Le repas fini, Patrice propose de boire un verre en terrasse.
Nous sommes bientôt dans le café où il a ses habitudes, mais le patron, Ahmed, après nous avoir demandé nos « passes », refuse que nous installions sur la terrasse. Je m’étonne — à la fois de ce refus et de sa demande, y compris auprès de Patrice, de ce sésame sanitaire. Une cliente, elle aussi figurant parmi les habitués, nous explique qu’Ahmed a été contrôlé le jour même par la police. Et j’apprends que les terrasses doivent fermer dès 22 heures à Paris.

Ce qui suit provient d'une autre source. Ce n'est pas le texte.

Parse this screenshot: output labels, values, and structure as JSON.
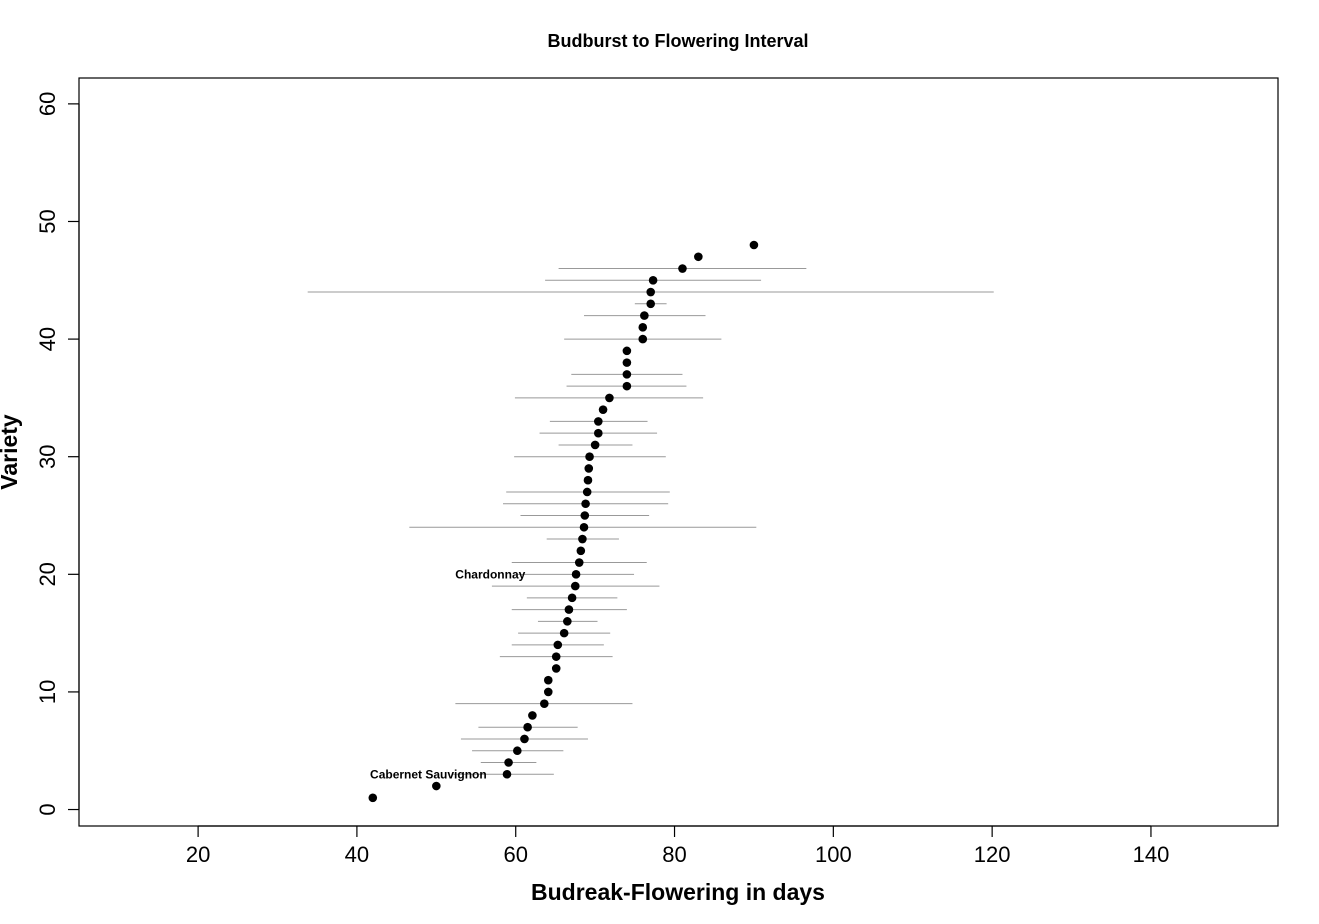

Nous sommes donc bientôt rejoints par cette femme, belle et chaleureuse, qui répond au nom de Samia. Si elle se montre si familière avec Patrice, qu’elle paraît bien connaître et apprécier, — et bientôt avec moi, qu’elle prend sans façon par l’épaule —, c’est en raison de son ébriété : elle avoue bientôt avoir déjà bu sept ou huit verres de rosé (dans lesquels elle se fait ajouter des glaçons).
Nous sommes servis au comptoir (nous nous sommes installés là) par un long jeune homme au physique agréable, au sourire confondant, dont Patrice me dit qu’il doit le lendemain faire sa rentrée universitaire.
Ahmed semble plus encore pris de boisson que ne l’est Samia. Il se verse un verre d’Irancy, et je commente cette soulographie au bourgogne. Le côte du Rhône blanc qu’a choisi pour nous Patrice chante au palais.
La conversation, entre autres menues choses, dérive sur la station de radio musicale que nous entendons, Samia fredonnant la chanson de Patti Smith (Dancing barefoot ?). Ahmed parle d’un prochain concert en novembre à Paris de l’auteure de We three. Patrice, lui, parle d’un concert le mois suivant de Arno, qu’il dit préférer à Patti Smith. Je n’ai garde de le contredire (je n’aime guère les chanteurs qui ne chantent pas…), d’autant qu’il admet que la chanson que nous entendons est agréable…
Patrice évoque la mort de Jean-Paul Belmondo, en commentant sa filmographie pauvre en très bons films. Il a revu notamment les Tribulations d’un Chinois de Philippe de Broca. J’évoque, pour ma part, A double tour de Claude Chabrol — peut-être son premier film — en pensant à la séquence où, filmé de dos, on le voit évoluer nu dans une salle de bain…
Les jours qui suivront, nous n’en pourrons des hommages rendus à l’acteur jusqu’à plus faim…
Bref, notre conversation, dans laquelle se glisse tantôt Ahmed, tantôt Samia, est aussi décousue que bon enfant, et Patrice propose de prendre un autre verre. Le précédent, dit-il, était offert par le patron (j’ignore quelle convention a pu jouer entre eux pour que Patrice ait compris cela), et Samia demande que Patrice lui paie un nouveau verre de rosé.
Je refuserai un troisième verre, sentant l’alcool faire son effet, et, puisqu’il est 23 heures, amorce un départ. Nous partons de conserve, Patrice et moi, et nous quittons avec la promesse de nous voir bientôt, sinon à **** (Patrice dit envisager, peut-être avec Emma, un aller et retour jusque L***, pour venir entretenir la tombe familiale, et je l’invite volontiers à pousser jusque **** et à rester une nuit chez moi) du moins à Paris.
Durant le trajet qui me mène jusque chez Pascal et F., je tâche de redresser mes pas, et marcher pendant près de deux kilomètres finit par me dessaouler un peu.